Article
2 October 2025
TWO MEDALS DEMONSTRATING HOW ARTISTIC EXPRESSION CAN DO JUSTICE TO SCIENCE AND TECHNOLOGY
Further highlights from this remarkable collection focus on technology and science, with two examples showing how accomplished medal design can be when tackling any subject.
The first was designed in 1874 and struck a years later to mark the International Commission on the Metric System and its Diffusion.
The International Metre Commission, as it was known, convened under Napoleon III in 1870 and 1872 to establish international standards for weights and measures, culminating in the Metre Convention of 1875. The treaty also established the International Bureau of Weights and Measures (BIPM) in Paris to preserve the international prototypes of the metre and the kilogram. Thus a universal and standardized system of measurement was established for scientific work, trade, and everyday life.
Such an achievement called for a medal of note, and the French medallist Jules-Clément Chaplain (1839-1909) did not disappoint. Struck in bronze, it shows a seated female representing Science, surrounded by other robed females representing Europe, Asia and America, with measuring instruments at the sides. The reverse bears the legends marking the achievements, while the edge is impressed with cuivre and a bee. This is an extremely fine very rare, and most handsome medal, which comes in its original fitted green gilt-blocked case of issue. The estimate is £240-300.

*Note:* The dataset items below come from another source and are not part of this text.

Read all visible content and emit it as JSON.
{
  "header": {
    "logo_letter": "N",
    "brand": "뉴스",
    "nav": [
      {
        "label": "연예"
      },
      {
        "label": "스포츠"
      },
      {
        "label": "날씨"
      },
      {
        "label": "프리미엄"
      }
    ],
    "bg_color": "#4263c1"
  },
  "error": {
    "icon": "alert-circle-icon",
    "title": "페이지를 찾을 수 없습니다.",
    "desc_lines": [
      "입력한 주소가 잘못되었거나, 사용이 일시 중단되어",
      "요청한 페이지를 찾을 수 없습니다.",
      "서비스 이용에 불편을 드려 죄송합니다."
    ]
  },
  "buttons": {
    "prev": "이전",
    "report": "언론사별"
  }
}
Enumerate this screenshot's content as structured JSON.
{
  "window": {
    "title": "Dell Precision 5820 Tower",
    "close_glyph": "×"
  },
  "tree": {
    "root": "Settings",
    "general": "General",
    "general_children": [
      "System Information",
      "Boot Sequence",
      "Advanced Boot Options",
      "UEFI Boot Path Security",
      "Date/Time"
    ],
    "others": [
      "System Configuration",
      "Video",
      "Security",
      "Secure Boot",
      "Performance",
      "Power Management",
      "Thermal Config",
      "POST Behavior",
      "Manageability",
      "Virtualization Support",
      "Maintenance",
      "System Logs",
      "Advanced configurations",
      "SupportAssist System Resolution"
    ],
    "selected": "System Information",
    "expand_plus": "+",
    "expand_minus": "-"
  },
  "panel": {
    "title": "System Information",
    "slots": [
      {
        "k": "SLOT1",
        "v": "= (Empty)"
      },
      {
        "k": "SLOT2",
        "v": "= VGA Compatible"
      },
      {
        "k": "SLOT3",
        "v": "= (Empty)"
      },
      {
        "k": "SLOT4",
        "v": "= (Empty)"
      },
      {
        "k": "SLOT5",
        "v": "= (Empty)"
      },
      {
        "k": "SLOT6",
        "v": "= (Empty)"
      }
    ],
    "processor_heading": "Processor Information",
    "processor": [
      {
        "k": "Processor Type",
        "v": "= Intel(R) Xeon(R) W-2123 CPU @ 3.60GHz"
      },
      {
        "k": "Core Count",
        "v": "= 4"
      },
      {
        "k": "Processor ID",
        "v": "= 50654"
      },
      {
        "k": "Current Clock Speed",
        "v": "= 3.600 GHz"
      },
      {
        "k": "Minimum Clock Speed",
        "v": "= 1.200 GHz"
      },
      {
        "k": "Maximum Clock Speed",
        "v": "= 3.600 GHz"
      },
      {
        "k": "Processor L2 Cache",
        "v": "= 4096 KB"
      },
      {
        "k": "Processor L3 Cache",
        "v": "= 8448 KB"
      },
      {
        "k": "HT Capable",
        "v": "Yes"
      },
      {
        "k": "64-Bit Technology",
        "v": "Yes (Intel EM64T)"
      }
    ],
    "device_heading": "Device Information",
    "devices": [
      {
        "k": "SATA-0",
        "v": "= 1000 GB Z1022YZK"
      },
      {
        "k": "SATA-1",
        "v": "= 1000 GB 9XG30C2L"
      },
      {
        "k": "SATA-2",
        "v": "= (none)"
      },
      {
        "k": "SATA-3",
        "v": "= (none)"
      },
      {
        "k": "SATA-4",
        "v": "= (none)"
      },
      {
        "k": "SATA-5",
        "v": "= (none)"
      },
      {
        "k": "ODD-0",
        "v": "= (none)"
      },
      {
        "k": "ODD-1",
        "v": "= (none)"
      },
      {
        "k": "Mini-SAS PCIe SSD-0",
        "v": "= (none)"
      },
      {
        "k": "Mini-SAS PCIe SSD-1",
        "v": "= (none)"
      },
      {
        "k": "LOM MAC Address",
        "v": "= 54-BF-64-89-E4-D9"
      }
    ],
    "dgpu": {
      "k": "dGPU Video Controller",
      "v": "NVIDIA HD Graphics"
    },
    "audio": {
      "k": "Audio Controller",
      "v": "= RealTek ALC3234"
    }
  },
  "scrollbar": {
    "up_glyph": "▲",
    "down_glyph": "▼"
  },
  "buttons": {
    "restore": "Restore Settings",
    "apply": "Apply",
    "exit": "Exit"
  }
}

Wireless Telegraphy was a later technological advance of note and also earned its own medal. Designed in Art Deco style by another French medallist, Paul-Marcel Dammann (1885-1939), it dates to 1927 and is also in bronze. Obverse shows the robed figure of Iris advancing to right, with signs of the Zodiac behind, while the reverse depicts the globe encircled by an antenna emitting radio waves, with TSF around the tablet below. The edge is impressed moneta 45 and cornucopia.
Iris, the messenger goddess of the rainbow, which was her bridge between heaven and earth, appears vas a symbol by the artist to indicate the speed with which wireless radio waves move through space.
At an impressive 98mm in diameter, it is extremely fine and very rare in this size. The estimate is £240-300.